Krypton reichert sich im menschlichen Organismus im Unterschied zum Jod (Schilddrüse!) zwar nicht an und ist deshalb auch weniger gefährlich. Es wird aber angenommen, daß die Erhöhung des Krypton-Gehalts der Luft zu

vermehrten Waldschäden führt.

Abgesehen von den beiden genannten werden auch im WAA-Normalbetrieb ständig kleinere oder größere Mengen aller möglichen Elemente ins Freie gelassen - und „gesund“ ist davon keines. Die verschiedenen Destillationsschritte, die Verglasung der Spaltprodukte und die Mischoxid-Herstellung sind weitere Quellen radioaktiver Emissionen. Im wesentlichen gelangen sie zum Beispiel in Wackersdorf durch drei Kamine - darunter der besonders umstrittene 200 Meter hohe — sowie übers Abwasser in die Umwelt.

Im Störfall ist in einer Wiederaufarbeitungsanlage der Katastrophenphantasie eigentlich keine Grenze gesetzt.

„Normale“ Unfälle wie Rohrbrüche, chemische Explosionen (wegen der im Wiederaufarbei-tungsprozeß verwendeten leicht entzündlichen organischen Lösungsmittel), nukleare Explosionen (Kritikalitäten) von etwa Handgranatenstärke, Filterbrüche und vieles andere mehr verlaufen noch relativ harmlos, kommen aber statistisch gesehen recht häufig vor, und ihre Langzeitfolgen summieren sich.
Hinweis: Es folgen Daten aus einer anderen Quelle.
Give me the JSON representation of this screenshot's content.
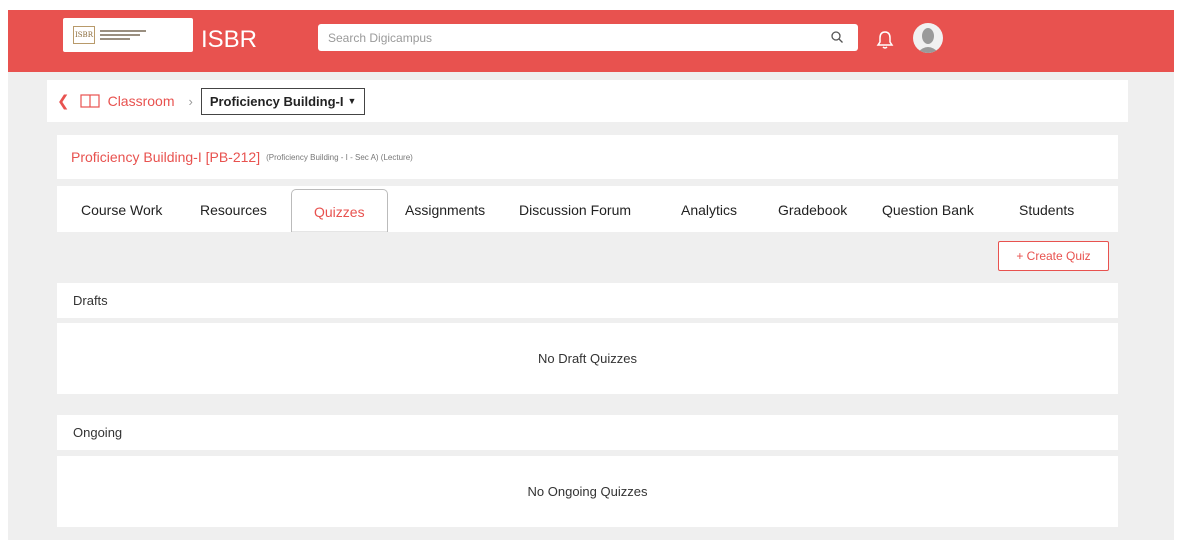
{
  "header": {
    "app_title": "ISBR",
    "logo_text": "ISBR",
    "search_placeholder": "Search Digicampus",
    "brand_color": "#e8524f"
  },
  "breadcrumb": {
    "back_icon": "chevron-left-icon",
    "classroom_label": "Classroom",
    "separator": "›",
    "course_dropdown": "Proficiency Building-I"
  },
  "course": {
    "title": "Proficiency Building-I [PB-212]",
    "meta": "(Proficiency Building - I - Sec A)  (Lecture)"
  },
  "tabs": [
    {
      "label": "Course Work"
    },
    {
      "label": "Resources"
    },
    {
      "label": "Quizzes",
      "active": true
    },
    {
      "label": "Assignments"
    },
    {
      "label": "Discussion Forum"
    },
    {
      "label": "Analytics"
    },
    {
      "label": "Gradebook"
    },
    {
      "label": "Question Bank"
    },
    {
      "label": "Students"
    }
  ],
  "actions": {
    "create_quiz": "+ Create Quiz"
  },
  "sections": {
    "drafts": {
      "title": "Drafts",
      "empty": "No Draft Quizzes"
    },
    "ongoing": {
      "title": "Ongoing",
      "empty": "No Ongoing Quizzes"
    }
  }
}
Große Unfälle wie zum Beispiel die Freisetzung des radioaktiven Materials eines Lagertanks für hochaktives Spaltproduktkonzentrat („High aktive waste-HAW-Puffertank“) könnten aber die Dimension kleinerer Weltuntergänge annehmen.

So etwas ist vermutlich erst einmal, aber auch da nur in relativ kleiner Größenordnung, gemessen am schlimmsten denkbaren Super-Gau in einer Wiederaufarbeitungsanlage, 1957 in der Sowjetunion passiert.

Die Anlässe für solche Stör-und Unfälle sind meist recht trivial: einfache Stromausfälle haben schon zu Fast-Katastrophen geführt (wie in der französischen Wiederaufarbeitungsanlage von La Hague im Jahr 1980). Und das „berühmte“ menschliche Versagen kann ja überhaupt schwer beherrscht werden...

Stellt sich am Schluß die Frage: Sind wir bereit, diesen Preis für den „Fortschritt“ in der Atomindustrie zu bezahlen?

Der Autor ist Physiker und Mitglied der Initiative „Naturwissenschaftler(innen) gegen die WAA Wackersdorf“.